The Most Important Thing to Remember When Writing Fantasy

The best advice I ever received about writing fantasy fiction was from Christopher Noel, a fine writer and great teacher. Chris had a lot to say about fantasy, but I’ll try to crystalize one of his major lessons down to a single sentence: In order for fantasy to work, it must be rooted in reality.

Having read a lot of good and bad fantasy (and its first cousins—magical realism, science fiction, and horror)—I can say that Chris had it absolutely right. Whatever wonderous worlds, delightful magic, scary demons, or charming elves, dwarves, wizards, or warlocks you have created in your fantasy novel, it is going to bore the horcruxes out of your reader if it doesn’t have reality at its heart.

To clarify what I’m getting at here, let’s look at three very different, well-known works from the related genres I mentioned earlier: Philip Pullman’s The Golden Compass; Stephen King’s Carrie; and Suzanne Collins’s The Hunger Games

In the first of Pullman’s trilogy, we are introduced to an alternative world that, while eerily similar to our own, is also strikingly different in many ways—not the least of which is the fact that every human has an animal companion who is constantly with them—a physical manifestation of their soul. This concept alone is one of the most original premises to appear in fantasy literature in a long time. Add talking armored bears, a machine that can sever children from their souls, and gateways to alternate universes, and you’ve got yourself a feast for the imagination.

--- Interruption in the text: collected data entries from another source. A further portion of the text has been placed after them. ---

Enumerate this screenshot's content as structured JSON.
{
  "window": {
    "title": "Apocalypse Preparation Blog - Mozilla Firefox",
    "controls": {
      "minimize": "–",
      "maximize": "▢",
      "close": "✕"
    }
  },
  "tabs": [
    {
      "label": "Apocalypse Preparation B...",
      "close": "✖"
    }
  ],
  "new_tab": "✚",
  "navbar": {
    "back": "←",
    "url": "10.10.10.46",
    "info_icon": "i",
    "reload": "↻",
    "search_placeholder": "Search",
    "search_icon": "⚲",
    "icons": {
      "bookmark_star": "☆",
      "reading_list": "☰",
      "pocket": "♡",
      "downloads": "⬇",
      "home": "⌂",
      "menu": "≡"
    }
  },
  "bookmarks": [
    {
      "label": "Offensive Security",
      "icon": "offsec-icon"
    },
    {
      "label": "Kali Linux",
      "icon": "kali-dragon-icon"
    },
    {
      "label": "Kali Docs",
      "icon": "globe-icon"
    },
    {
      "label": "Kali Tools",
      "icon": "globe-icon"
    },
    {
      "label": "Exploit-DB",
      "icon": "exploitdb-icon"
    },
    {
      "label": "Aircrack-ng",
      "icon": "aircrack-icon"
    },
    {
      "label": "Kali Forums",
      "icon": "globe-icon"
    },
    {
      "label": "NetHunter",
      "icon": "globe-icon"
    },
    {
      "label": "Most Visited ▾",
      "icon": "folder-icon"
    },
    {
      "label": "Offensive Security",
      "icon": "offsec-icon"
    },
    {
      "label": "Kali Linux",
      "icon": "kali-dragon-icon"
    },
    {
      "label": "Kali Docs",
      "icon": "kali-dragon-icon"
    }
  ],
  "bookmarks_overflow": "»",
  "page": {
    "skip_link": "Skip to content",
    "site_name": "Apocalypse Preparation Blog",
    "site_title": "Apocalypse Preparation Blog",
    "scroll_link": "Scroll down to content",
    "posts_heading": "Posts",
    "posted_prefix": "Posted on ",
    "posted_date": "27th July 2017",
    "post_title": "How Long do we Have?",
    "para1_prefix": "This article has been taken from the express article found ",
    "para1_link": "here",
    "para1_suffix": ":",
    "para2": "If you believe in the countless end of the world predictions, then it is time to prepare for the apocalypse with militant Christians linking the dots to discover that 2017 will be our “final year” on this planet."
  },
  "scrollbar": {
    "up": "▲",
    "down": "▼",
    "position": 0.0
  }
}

But with all this, the driving force behind the novel—the thing that makes people keep reading—is the bright, courageous, and utterly convincing young heroine, Lyra Belacqua. The fact that Lyra appears to be parentless and alone in the world is what makes our hearts go out to her. And her realization that her best friend has disappeared is the event that sets the plot in motion.
 
Absentee parents, the loss of friends. Those aren’t fantasy things: They’re real things, part of our everyday world. So magical “alethiometers” that tell the future and glamorous broomstick-riding witches aside, at the heart of The Golden Compass lies a very real story.We could say the same thing about Carrie. Yes, the title character, Carietta White, has supernatural powers and the novel culminates with (spoiler alert—but does anybody out there really not know?) her burning down the high school gym with her mind, but the novel is also about a problem we know too well from the ordinary world: bullying. Carrie is a lonely girl from a horrible family, and is relentlessly humiliated and picked on, as are many young people in the real world. Carrie’s reaction to the bullying she experiences may be supernatural, but what she is reacting to has nothing fantastical about it.

Finally, there’s The Hunger Games. While this powerful young-adult novel is set in an imagined future, the core of the novel is, once again, about life as we know it. There is hunger in our world, as there is in the one Katniss Everdeen inhabits. There are dictarorial and abusive governments in our world as in hers. And there is fear. There is also the same kind of profound love that Katniss feels for her younger sister, Primrose. All that real-world material supports the speculative aspects of The Hunger Games. The novel works not just because it lets us live for a time in a world that exists only within its pages, but because that world intersects with the one we actually inhabit.